Argentina has not been known for its fashion designers. Tango? Yes. Beef? Yes. Soccer, aka ‘futbol’? Yes. Fashion design? Ah, no. However, thanks to a growing stable of world-renowned designers, Argentina is putting its mark on the runways of Europe. Argentine designers are often on a first-name basis with their assistants, and the couture dresses are created for a reasonable price in addition to beauty and excitement. The fashion world has increasingly turned its attention to emerging economies – and Argentina is primed for continued growth, recognition and global success.
While Trosman was a kid, she wrote on partitions and trimmed fabric. Her clothes reflect that and are a mix of materials and forms. From classic and cozy woolen jumpers to a sinuous jersey maxi dress with fleece and skin, her products interest and work well. Besides the expected shirts with silky paneling, the remainder of the pieces are engaging and novel. Home for Trosman’s store is Patio Bullrich mall in Recoleta.
While Argentina strengthens its links with Japan, Martin Churba is the connection. Modern mixed with futuristic designs catch the viewer’s eye and make many want to view more. The jib of his slacks has been described as ‘edgy and synchronous’. Churba’s background began almost two decades ago. His training describes the colorful variety of its designs as the decoration and texture make his clothes stand out. Begun in 2002, his label ‘Tramando’ has been declared a new, compelling improvement in Argentina and is changing Argentines’ approach to fashion.
A different growing presence on Argentina’s runways is Agostini, an honored regular at BAF. Recently her praises from overseas have been generous. Harrods in London displayed her production in the central window to show off Argentine fashion as named in the UK as the most notable Argentine artist. Made from a single section of braided and crimped material, Agostini creates stand-out clothing. This year’s collection shows rich colors of sky-blue and red dancing with shades of black.
Fernandez’s clothes photograph nicely. Looking at his campaigns and catwalks reveal the creativity and color-inventiveness in his pieces. Beginning in 1994, when Fernandez started selling clothes, he remained primarily in the latest works. Trained in the law, Benito transferred to Flego, Argentina’s institute of style, before moving on to the Paris-American Academy. With shows during New York’s fashion week, his international reputation continues to translate into global success. On first glance, his boutique is a gaudy array of colors, sequins, and feathers. The singular nature of color blends and slices reveal individual quality.

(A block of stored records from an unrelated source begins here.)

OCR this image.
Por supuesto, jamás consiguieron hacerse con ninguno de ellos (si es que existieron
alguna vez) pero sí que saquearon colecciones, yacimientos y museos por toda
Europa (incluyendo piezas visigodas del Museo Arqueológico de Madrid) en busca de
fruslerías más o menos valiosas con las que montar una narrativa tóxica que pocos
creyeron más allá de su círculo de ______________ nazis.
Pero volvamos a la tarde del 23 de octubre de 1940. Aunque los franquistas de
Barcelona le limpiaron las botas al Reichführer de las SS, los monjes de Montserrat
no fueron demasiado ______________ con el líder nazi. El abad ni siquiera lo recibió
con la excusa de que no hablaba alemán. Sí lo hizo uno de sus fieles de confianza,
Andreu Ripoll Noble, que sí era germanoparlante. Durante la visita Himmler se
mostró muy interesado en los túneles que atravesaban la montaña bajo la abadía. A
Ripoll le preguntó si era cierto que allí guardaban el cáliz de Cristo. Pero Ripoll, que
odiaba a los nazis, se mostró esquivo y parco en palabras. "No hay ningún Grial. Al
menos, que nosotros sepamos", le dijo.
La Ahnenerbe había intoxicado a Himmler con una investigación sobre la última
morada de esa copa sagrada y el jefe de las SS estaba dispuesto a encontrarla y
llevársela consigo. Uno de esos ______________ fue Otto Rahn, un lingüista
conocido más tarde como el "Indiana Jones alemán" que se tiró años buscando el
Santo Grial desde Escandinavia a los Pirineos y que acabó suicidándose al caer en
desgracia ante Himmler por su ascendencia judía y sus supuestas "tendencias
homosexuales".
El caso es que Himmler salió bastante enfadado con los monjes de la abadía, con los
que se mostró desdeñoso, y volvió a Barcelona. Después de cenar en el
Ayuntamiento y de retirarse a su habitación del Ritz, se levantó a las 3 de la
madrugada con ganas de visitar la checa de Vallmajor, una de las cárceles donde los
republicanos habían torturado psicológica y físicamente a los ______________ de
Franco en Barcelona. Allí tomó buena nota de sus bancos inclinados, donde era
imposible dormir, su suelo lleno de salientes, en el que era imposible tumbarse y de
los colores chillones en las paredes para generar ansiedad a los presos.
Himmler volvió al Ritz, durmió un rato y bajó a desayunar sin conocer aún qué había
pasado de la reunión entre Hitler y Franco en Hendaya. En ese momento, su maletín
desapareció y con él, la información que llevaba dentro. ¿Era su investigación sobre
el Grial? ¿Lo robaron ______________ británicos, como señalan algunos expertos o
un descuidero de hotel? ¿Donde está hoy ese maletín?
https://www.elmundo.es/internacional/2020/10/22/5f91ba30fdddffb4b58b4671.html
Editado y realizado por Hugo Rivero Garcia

Fashion is about telling a story. Not many tell the story better than Juliana Chain and Lucia García Bello. ‘Our work is autobiographical and conceptual,’ says 26-year old Chain. ‘We work with all natural fibers which don’t damage the Earth.’ The University of Buenos Aires grads first hit fashion’s radar when they attained the finals of Fashion Edition BA in March 2016. Their collection tells the story of nostalgia for a family home as they took biodegradable, household materials and crafted them into tunic-style dresses, tops, and shirts.
Also fusing a conceptual approach with fashion is Córdoba-based Transeunte. The brand first debuted in 2016 with a collection inspired by the urban landmarks in Córdoba. Transeunte’s designer, Lula Rojas, says, ‘My inspiration for each collection is linked to the moment in my surroundings.’ Transeunte’s collection shows off slick tailored pants, blazers, jackets, dresses and overalls in a selection of solid colors which vary with the season. The brand sells its collection from its headquarters, Studio & Shop, in Córdoba, and plans to begin selling online soon.
Van Lierde became inspired to launch his brand while working as a designer for five years at Etiqueta Negra and Gola. ‘I realized there was a niche for simple, modern lifestyle products for men,’ Van Lierde said. Relying on his knowledge and contacts, Van Lierde came out with all-black accessories like belts, wallets and weekend bags. ‘Black is a symbol of masculinity and sophistication,’ says Van Lierde.